La plupart des mouvements mécaniques disposent d'une pièce appelée la raquette. C’est un organe accessible et prévu pour parfaire un réglage de la montre. Il s’agit de pouvoir simplement agir sur l’avance ou le retard d’une montre dans une plage assez fine. Comprenez par là, qu’agir sur la raquette a peu de chances de corriger une dérive importante, mais pourra permettre de gagner quelques secondes de précisions.
La raquette influe sur la taille du spiral. Pour cela, une raquette est toujours composée d’un piton mobile qui permet de régler le point mort, chose qui reste assez complexe sans expérience et sans appareil de mesure fiable. Il reste préférable d’agir sur la seconde partie de la raquette.
En éloignant la pièce mobile du le piton mobile (on pousse vers le haut), la taille du spiral diminue, oscillera plus vite et donc prendra de l’avance. Au contraire, si l’on rapproche la pièce du piton, on ralentit le spiral en le rallongeant et la montre prendra du retard. L’idée est donc, en fonction de vos mesures, de manipuler la raquette dans un sens ou dans l’autre pour compenser la dérive observée. Il est essentiel de procéder très finement, en manipulant délicatement la raquette et en jouant mm, par mm. À chaque opération, remesurer la précision obtenue jusqu’à obtenir le meilleur résultat.
Certains estiment que la manipulation de la raquette tient plus du gadget que du réel intérêt, mais personnellement j’ai pu obtenir des résultats satisfaisants ramenant par exemple ma LIP de + de 20s par jour à moins de +15 s. On trouve des témoignages sur Internet où l’action sur la raquette a donné de beau résultat.

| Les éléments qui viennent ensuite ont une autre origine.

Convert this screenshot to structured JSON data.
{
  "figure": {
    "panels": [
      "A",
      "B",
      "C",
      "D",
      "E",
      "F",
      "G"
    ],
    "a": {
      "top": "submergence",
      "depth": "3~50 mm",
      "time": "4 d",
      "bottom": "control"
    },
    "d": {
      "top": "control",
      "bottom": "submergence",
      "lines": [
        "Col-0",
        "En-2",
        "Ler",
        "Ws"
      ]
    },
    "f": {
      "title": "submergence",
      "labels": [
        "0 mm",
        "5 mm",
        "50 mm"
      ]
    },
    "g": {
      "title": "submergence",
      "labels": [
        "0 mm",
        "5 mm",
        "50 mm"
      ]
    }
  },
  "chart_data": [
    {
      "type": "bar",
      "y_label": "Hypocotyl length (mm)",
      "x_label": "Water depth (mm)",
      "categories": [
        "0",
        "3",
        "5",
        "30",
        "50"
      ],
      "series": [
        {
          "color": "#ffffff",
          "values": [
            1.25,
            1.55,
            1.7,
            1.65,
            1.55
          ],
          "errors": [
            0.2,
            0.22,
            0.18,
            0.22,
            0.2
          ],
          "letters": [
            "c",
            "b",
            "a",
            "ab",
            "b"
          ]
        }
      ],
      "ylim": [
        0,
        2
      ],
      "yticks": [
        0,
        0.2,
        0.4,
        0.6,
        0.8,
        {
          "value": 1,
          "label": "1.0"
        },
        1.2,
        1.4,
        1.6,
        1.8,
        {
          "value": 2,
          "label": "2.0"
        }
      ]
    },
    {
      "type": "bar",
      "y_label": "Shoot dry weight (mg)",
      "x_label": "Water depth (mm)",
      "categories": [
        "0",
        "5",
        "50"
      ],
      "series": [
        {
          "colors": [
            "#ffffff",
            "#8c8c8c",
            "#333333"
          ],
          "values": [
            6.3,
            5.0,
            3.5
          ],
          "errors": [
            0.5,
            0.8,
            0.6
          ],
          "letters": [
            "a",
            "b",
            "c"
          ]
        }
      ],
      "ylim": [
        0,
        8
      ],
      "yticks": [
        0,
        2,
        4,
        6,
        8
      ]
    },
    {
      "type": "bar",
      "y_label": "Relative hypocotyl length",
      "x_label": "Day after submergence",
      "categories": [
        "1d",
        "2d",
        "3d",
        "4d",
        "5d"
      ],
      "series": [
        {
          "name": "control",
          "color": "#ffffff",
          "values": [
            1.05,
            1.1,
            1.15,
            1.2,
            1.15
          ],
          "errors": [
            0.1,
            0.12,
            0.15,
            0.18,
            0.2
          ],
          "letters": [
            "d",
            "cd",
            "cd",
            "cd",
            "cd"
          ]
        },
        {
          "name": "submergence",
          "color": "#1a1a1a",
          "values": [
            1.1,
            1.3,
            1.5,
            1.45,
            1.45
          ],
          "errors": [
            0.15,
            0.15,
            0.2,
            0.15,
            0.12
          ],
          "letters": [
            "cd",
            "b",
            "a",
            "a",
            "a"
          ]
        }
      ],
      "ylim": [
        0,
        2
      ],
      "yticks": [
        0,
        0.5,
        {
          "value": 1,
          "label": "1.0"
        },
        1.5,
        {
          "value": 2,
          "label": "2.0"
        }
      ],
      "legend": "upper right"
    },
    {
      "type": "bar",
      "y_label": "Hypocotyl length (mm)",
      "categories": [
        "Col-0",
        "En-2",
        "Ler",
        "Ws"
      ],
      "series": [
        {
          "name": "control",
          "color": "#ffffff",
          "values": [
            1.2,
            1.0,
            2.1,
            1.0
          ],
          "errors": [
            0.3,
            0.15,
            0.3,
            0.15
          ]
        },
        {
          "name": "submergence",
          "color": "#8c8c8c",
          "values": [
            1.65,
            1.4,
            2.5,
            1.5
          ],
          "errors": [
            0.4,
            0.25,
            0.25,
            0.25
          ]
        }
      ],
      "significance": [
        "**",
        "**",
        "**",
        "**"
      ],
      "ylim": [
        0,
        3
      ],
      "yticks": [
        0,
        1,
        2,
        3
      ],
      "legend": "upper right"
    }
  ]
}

Pour aller plus loin, on peut poursuivre sur le réglage du point mort et de l’amplitude du balancier. Mais pour ces éléments, un vrai chronocomparateur est indispensable.
Pour conclure
Il est important de noter qu’un simple respect du manuel de votre montre et sa bonne manipulation est déjà un bon départ pour tirer le meilleur du mécanisme. Dans un second temps, un investissement raisonnable peut vous permettre en étant quelque peu patient d’améliorer le paramétrage de votre calibre. Soyez patient et ne vous lancez pas trop vite dans des opérations de grande envergure. Si vraiment vous souhaitez parfaire vos connaissances, entrainez vous sur des modèles simples et robustes. Pour le reste et si vous ne voulez pas prendre trop de risques, un bon horloger sera toujours très efficace pour régler au mieux votre montre et lui donner une précision que vous ne soupçonniez pas.